Chris Pullen, Chief Executive Officer, commented, “The delay in the publication of the 2018 final results created uncertainty, which has been compounded by a challenging trading environment. As a consequence of this and the transformation of PeoplePlus, this year’s result will be more heavily weighted than usual towards the final quarter.”

“Brexit has become the source of unprecedented uncertainty for our end customers and is increasingly weighing on consumer confidence,” Pullen continued. “The performance of our end customers in food and retail has a direct impact on the demand for our services. Despite this, we remain convinced that the challenges the group is currently facing are short-term and that the business is sufficiently differentiated in its service proposition to return to future growth.

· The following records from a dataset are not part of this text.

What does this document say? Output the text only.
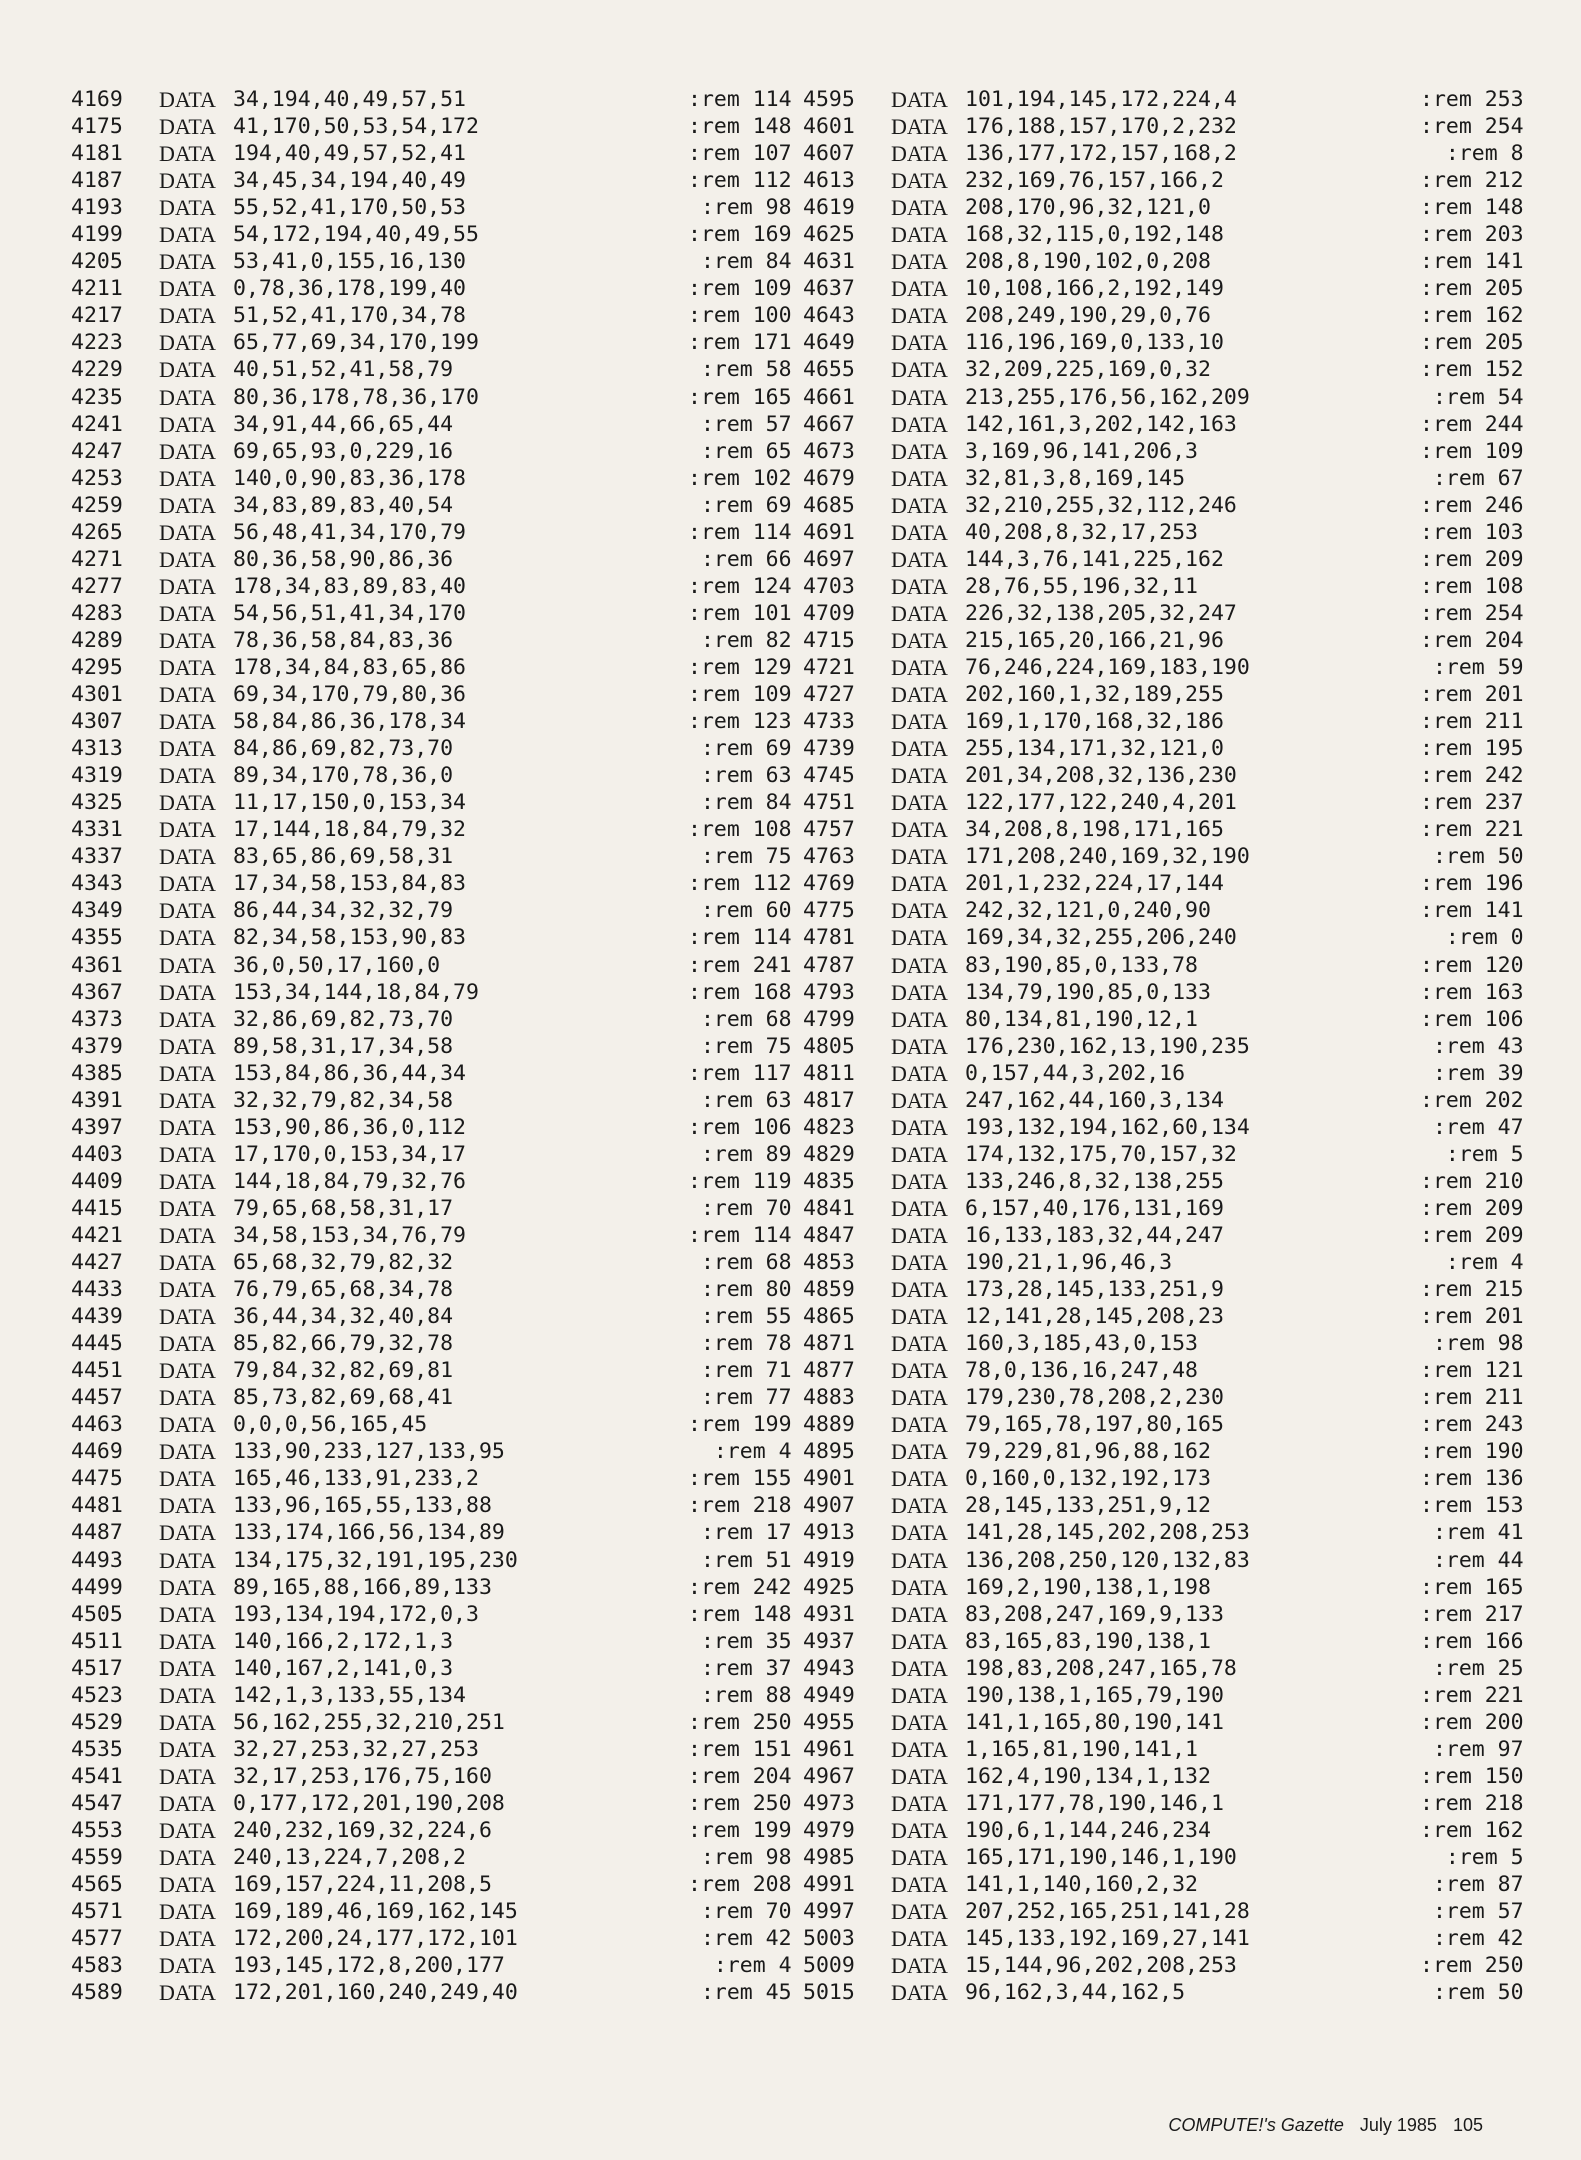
4169	DATA 34,194,40,49,57,51	:rem 114
4175	DATA 41,170,50,53,54,172	:rem 148
4181	DATA 194,40,49,57,52,41	:rem 107
4187	DATA 34,45,34,194,40,49	:rem 112
4193	DATA 55,52,41,170,50,53	:rem 98
4199	DATA 54,172,194,40,49,55	:rem 169
4205	DATA 53,41,0,155,16,130	:rem 84
4211	DATA 0,78,36,178,199,40	:rem 109
4217	DATA 51,52,41,170,34,78	:rem 100
4223	DATA 65,77,69,34,170,199	:rem 171
4229	DATA 40,51,52,41,58,79	:rem 58
4235	DATA 80,36,178,78,36,170	:rem 165
4241	DATA 34,91,44,66,65,44	:rem 57
4247	DATA 69,65,93,0,229,16	:rem 65
4253	DATA 140,0,90,83,36,178	:rem 102
4259	DATA 34,83,89,83,40,54	:rem 69
4265	DATA 56,48,41,34,170,79	:rem 114
4271	DATA 80,36,58,90,86,36	:rem 66
4277	DATA 178,34,83,89,83,40	:rem 124
4283	DATA 54,56,51,41,34,170	:rem 101
4289	DATA 78,36,58,84,83,36	:rem 82
4295	DATA 178,34,84,83,65,86	:rem 129
4301	DATA 69,34,170,79,80,36	:rem 109
4307	DATA 58,84,86,36,178,34	:rem 123
4313	DATA 84,86,69,82,73,70	:rem 69
4319	DATA 89,34,170,78,36,0	:rem 63
4325	DATA 11,17,150,0,153,34	:rem 84
4331	DATA 17,144,18,84,79,32	:rem 108
4337	DATA 83,65,86,69,58,31	:rem 75
4343	DATA 17,34,58,153,84,83	:rem 112
4349	DATA 86,44,34,32,32,79	:rem 60
4355	DATA 82,34,58,153,90,83	:rem 114
4361	DATA 36,0,50,17,160,0	:rem 241
4367	DATA 153,34,144,18,84,79	:rem 168
4373	DATA 32,86,69,82,73,70	:rem 68
4379	DATA 89,58,31,17,34,58	:rem 75
4385	DATA 153,84,86,36,44,34	:rem 117
4391	DATA 32,32,79,82,34,58	:rem 63
4397	DATA 153,90,86,36,0,112	:rem 106
4403	DATA 17,170,0,153,34,17	:rem 89
4409	DATA 144,18,84,79,32,76	:rem 119
4415	DATA 79,65,68,58,31,17	:rem 70
4421	DATA 34,58,153,34,76,79	:rem 114
4427	DATA 65,68,32,79,82,32	:rem 68
4433	DATA 76,79,65,68,34,78	:rem 80
4439	DATA 36,44,34,32,40,84	:rem 55
4445	DATA 85,82,66,79,32,78	:rem 78
4451	DATA 79,84,32,82,69,81	:rem 71
4457	DATA 85,73,82,69,68,41	:rem 77
4463	DATA 0,0,0,56,165,45	:rem 199
4469	DATA 133,90,233,127,133,95	:rem 4
4475	DATA 165,46,133,91,233,2	:rem 155
4481	DATA 133,96,165,55,133,88	:rem 218
4487	DATA 133,174,166,56,134,89	:rem 17
4493	DATA 134,175,32,191,195,230	:rem 51
4499	DATA 89,165,88,166,89,133	:rem 242
4505	DATA 193,134,194,172,0,3	:rem 148
4511	DATA 140,166,2,172,1,3	:rem 35
4517	DATA 140,167,2,141,0,3	:rem 37
4523	DATA 142,1,3,133,55,134	:rem 88
4529	DATA 56,162,255,32,210,251	:rem 250
4535	DATA 32,27,253,32,27,253	:rem 151
4541	DATA 32,17,253,176,75,160	:rem 204
4547	DATA 0,177,172,201,190,208	:rem 250
4553	DATA 240,232,169,32,224,6	:rem 199
4559	DATA 240,13,224,7,208,2	:rem 98
4565	DATA 169,157,224,11,208,5	:rem 208
4571	DATA 169,189,46,169,162,145	:rem 70
4577	DATA 172,200,24,177,172,101	:rem 42
4583	DATA 193,145,172,8,200,177	:rem 4
4589	DATA 172,201,160,240,249,40	:rem 45
4595	DATA 101,194,145,172,224,4	:rem 253
4601	DATA 176,188,157,170,2,232	:rem 254
4607	DATA 136,177,172,157,168,2	:rem 8
4613	DATA 232,169,76,157,166,2	:rem 212
4619	DATA 208,170,96,32,121,0	:rem 148
4625	DATA 168,32,115,0,192,148	:rem 203
4631	DATA 208,8,190,102,0,208	:rem 141
4637	DATA 10,108,166,2,192,149	:rem 205
4643	DATA 208,249,190,29,0,76	:rem 162
4649	DATA 116,196,169,0,133,10	:rem 205
4655	DATA 32,209,225,169,0,32	:rem 152
4661	DATA 213,255,176,56,162,209	:rem 54
4667	DATA 142,161,3,202,142,163	:rem 244
4673	DATA 3,169,96,141,206,3	:rem 109
4679	DATA 32,81,3,8,169,145	:rem 67
4685	DATA 32,210,255,32,112,246	:rem 246
4691	DATA 40,208,8,32,17,253	:rem 103
4697	DATA 144,3,76,141,225,162	:rem 209
4703	DATA 28,76,55,196,32,11	:rem 108
4709	DATA 226,32,138,205,32,247	:rem 254
4715	DATA 215,165,20,166,21,96	:rem 204
4721	DATA 76,246,224,169,183,190	:rem 59
4727	DATA 202,160,1,32,189,255	:rem 201
4733	DATA 169,1,170,168,32,186	:rem 211
4739	DATA 255,134,171,32,121,0	:rem 195
4745	DATA 201,34,208,32,136,230	:rem 242
4751	DATA 122,177,122,240,4,201	:rem 237
4757	DATA 34,208,8,198,171,165	:rem 221
4763	DATA 171,208,240,169,32,190	:rem 50
4769	DATA 201,1,232,224,17,144	:rem 196
4775	DATA 242,32,121,0,240,90	:rem 141
4781	DATA 169,34,32,255,206,240	:rem 0
4787	DATA 83,190,85,0,133,78	:rem 120
4793	DATA 134,79,190,85,0,133	:rem 163
4799	DATA 80,134,81,190,12,1	:rem 106
4805	DATA 176,230,162,13,190,235	:rem 43
4811	DATA 0,157,44,3,202,16	:rem 39
4817	DATA 247,162,44,160,3,134	:rem 202
4823	DATA 193,132,194,162,60,134	:rem 47
4829	DATA 174,132,175,70,157,32	:rem 5
4835	DATA 133,246,8,32,138,255	:rem 210
4841	DATA 6,157,40,176,131,169	:rem 209
4847	DATA 16,133,183,32,44,247	:rem 209
4853	DATA 190,21,1,96,46,3	:rem 4
4859	DATA 173,28,145,133,251,9	:rem 215
4865	DATA 12,141,28,145,208,23	:rem 201
4871	DATA 160,3,185,43,0,153	:rem 98
4877	DATA 78,0,136,16,247,48	:rem 121
4883	DATA 179,230,78,208,2,230	:rem 211
4889	DATA 79,165,78,197,80,165	:rem 243
4895	DATA 79,229,81,96,88,162	:rem 190
4901	DATA 0,160,0,132,192,173	:rem 136
4907	DATA 28,145,133,251,9,12	:rem 153
4913	DATA 141,28,145,202,208,253	:rem 41
4919	DATA 136,208,250,120,132,83	:rem 44
4925	DATA 169,2,190,138,1,198	:rem 165
4931	DATA 83,208,247,169,9,133	:rem 217
4937	DATA 83,165,83,190,138,1	:rem 166
4943	DATA 198,83,208,247,165,78	:rem 25
4949	DATA 190,138,1,165,79,190	:rem 221
4955	DATA 141,1,165,80,190,141	:rem 200
4961	DATA 1,165,81,190,141,1	:rem 97
4967	DATA 162,4,190,134,1,132	:rem 150
4973	DATA 171,177,78,190,146,1	:rem 218
4979	DATA 190,6,1,144,246,234	:rem 162
4985	DATA 165,171,190,146,1,190	:rem 5
4991	DATA 141,1,140,160,2,32	:rem 87
4997	DATA 207,252,165,251,141,28	:rem 57
5003	DATA 145,133,192,169,27,141	:rem 42
5009	DATA 15,144,96,202,208,253	:rem 250
5015	DATA 96,162,3,44,162,5	:rem 50
COMPUTE!'s Gazette July 1985 105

We have developed an excellent platform as a result of the strategies we have put in place, and look forward to continuing to further enhance the leading positions we have in each of our core markets.” 

The group added that it remains committed to delivering its five-year growth strategy, which it started in 2018.

“We do not believe the issues and distractions of H1 2019 have caused any permanent damage to the business, but that we have simply lost time in the development of the group,” the company stated. The Board added that it remains confident in Staffline’s medium and long-term growth prospects.

During the period, Staffline announced that John Crabtree, Chairman, intended to step down as a director of Staffline. He will leave the Board today and Tracy Lewis will assume the role of Non-Executive Chairman with immediate effect.  The company also announced the appointment of Richard Thomson as Non-Executive Director with effect from 17 September 2019.

Following news of the company’s profit warning, Staffline traded at £120.00, tumbling down 22.08% on the day and 42.54% above the 52 week low of £84.19 set on 20 June 2019. Based on its current share price the company has a market value of £107.53 million.